In previous posts, I explained how measuring is intrinsically fuzzy and what is being measured is intrinsically fuzzy. In this post, I want to take on the common adage: “you can’t manage what you can’t measure.” As Charles Wheelan cautioned in his book Naked Statistics: Stripping the Dread from the Data, “you had better be darn sure that what you are measuring is really what you are trying to manage.”
Whelan cited research on the challenges of managing school or teacher quality by measuring student scores on standardized tests. “Any evaluation of teachers or schools that is based solely on test scores will present a dangerously inaccurate picture,” Whelan noted. The reasons include the vastly different backgrounds of the students as well as the varying skill levels of their teachers.

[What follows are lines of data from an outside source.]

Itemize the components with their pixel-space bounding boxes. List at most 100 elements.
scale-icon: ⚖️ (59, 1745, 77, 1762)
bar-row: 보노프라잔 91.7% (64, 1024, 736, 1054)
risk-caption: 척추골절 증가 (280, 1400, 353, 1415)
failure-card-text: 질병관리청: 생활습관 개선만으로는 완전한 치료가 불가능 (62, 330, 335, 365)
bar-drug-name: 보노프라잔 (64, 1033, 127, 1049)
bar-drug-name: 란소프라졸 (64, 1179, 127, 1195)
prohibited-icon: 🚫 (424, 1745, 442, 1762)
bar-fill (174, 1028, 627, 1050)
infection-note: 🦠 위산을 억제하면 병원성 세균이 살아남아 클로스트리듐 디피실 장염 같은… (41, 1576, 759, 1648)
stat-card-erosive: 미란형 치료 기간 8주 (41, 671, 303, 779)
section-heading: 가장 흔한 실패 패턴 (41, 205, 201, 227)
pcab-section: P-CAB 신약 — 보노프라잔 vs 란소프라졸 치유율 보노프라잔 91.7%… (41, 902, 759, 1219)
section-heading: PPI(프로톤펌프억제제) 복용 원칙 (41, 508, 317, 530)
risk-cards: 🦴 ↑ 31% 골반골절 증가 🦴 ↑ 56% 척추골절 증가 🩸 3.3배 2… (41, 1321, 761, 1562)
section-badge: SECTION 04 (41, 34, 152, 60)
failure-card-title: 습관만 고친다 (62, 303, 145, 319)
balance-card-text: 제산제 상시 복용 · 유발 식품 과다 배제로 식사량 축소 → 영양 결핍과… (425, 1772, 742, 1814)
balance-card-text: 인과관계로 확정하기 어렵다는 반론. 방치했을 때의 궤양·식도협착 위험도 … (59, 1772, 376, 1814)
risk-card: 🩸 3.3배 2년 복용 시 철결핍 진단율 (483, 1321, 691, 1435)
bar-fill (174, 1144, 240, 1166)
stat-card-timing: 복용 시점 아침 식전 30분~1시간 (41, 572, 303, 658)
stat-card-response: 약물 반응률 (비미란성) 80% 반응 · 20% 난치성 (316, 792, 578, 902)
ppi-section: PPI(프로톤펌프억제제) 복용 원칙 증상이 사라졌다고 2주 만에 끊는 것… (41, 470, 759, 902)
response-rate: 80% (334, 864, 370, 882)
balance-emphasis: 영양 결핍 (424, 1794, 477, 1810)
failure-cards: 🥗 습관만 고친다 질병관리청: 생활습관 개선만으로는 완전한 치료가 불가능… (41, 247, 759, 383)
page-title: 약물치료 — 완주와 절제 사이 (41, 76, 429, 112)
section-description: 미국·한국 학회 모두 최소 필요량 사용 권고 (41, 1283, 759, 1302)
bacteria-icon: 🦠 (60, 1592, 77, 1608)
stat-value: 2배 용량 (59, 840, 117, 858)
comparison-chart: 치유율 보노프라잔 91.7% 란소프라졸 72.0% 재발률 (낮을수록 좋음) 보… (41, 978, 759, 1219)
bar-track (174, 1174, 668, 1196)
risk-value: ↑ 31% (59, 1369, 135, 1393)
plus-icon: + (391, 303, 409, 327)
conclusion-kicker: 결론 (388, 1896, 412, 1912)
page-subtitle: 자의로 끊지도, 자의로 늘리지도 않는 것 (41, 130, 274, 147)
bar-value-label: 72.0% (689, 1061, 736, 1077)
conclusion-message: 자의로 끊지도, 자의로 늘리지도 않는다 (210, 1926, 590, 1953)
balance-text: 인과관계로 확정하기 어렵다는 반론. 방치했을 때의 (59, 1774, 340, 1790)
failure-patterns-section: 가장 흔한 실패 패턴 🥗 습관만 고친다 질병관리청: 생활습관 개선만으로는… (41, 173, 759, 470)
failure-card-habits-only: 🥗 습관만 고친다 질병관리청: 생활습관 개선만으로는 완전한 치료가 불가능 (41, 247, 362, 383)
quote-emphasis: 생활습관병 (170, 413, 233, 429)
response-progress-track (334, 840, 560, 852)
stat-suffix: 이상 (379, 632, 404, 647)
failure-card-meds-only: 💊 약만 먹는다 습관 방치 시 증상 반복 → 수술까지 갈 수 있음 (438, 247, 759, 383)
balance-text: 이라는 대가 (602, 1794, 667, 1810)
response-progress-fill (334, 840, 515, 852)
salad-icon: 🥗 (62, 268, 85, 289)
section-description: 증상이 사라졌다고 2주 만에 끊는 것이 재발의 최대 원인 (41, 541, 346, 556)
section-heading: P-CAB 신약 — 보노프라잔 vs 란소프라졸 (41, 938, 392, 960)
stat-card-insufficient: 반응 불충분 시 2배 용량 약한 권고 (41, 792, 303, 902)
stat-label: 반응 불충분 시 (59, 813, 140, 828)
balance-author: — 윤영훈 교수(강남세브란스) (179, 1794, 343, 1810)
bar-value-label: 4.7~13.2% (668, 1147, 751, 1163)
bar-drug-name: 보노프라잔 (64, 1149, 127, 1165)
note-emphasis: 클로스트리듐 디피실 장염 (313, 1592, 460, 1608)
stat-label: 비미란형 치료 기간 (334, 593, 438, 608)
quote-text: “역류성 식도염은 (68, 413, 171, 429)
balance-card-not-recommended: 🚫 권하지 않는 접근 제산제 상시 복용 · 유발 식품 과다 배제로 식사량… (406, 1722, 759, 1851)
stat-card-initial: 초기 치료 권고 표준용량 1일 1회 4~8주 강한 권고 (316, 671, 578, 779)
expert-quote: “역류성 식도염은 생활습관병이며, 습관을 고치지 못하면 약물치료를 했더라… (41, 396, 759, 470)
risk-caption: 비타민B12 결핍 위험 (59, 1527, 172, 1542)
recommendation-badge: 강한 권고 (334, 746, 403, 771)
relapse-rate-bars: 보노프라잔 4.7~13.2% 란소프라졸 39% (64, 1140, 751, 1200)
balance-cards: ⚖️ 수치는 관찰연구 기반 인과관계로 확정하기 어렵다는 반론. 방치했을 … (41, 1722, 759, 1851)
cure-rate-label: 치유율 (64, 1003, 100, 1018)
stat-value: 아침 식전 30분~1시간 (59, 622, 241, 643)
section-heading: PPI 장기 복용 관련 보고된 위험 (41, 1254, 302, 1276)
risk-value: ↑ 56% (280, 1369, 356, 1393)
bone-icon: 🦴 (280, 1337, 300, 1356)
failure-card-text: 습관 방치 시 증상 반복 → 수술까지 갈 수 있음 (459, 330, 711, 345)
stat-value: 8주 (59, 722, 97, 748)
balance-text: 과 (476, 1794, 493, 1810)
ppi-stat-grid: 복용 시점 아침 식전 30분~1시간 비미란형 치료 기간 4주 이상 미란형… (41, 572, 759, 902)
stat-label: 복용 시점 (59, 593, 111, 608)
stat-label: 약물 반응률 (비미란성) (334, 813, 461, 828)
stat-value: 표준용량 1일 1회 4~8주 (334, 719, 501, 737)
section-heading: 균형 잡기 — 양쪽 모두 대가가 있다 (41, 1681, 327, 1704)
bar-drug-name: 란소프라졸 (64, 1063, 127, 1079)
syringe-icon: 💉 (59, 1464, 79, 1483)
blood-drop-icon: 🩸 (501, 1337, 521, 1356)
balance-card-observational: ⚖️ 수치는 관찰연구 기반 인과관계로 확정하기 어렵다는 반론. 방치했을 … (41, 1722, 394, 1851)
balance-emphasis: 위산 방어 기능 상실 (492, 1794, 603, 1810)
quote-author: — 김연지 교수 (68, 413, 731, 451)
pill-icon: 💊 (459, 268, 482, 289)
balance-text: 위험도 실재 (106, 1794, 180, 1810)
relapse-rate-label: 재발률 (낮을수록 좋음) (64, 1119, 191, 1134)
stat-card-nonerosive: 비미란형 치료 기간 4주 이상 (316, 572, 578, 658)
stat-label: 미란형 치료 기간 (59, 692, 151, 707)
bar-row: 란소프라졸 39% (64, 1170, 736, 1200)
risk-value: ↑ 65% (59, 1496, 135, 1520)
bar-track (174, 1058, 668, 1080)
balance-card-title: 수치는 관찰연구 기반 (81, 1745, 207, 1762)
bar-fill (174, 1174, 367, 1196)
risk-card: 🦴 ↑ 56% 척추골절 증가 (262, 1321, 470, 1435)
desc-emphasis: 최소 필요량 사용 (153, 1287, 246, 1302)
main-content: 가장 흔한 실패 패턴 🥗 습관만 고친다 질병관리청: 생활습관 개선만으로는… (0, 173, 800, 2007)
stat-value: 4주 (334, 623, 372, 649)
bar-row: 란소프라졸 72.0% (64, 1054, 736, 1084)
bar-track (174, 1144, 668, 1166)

One humorous example of selection bias was the recent ranking of the best high schools in the Midwest. This ranking was based solely on student scores on standardized tests. The top-ranked high schools were selective enrollment schools, meaning that students must apply to get in, and only a small proportion of those students are accepted. One of the most important admissions criteria? Standardized test scores. So the schools being recognized as having students with excellent test scores are the schools that only admit students who have excellent test scores.
“This is the logical equivalent,” Whelan quipped, “of giving an award to the basketball team for doing such an excellent job of producing tall students.”
As former United States Secretary of Defense Robert McNamara said, “we have to find a way of making the important measurable, instead of making the measurable important.”
When it comes to the challenges of managing data quality, make sure that your data quality metrics are making the important measurable (i.e., the business impact of poor data quality), instead of making the measurable important (i.e., the metrics provided by data profiling tools).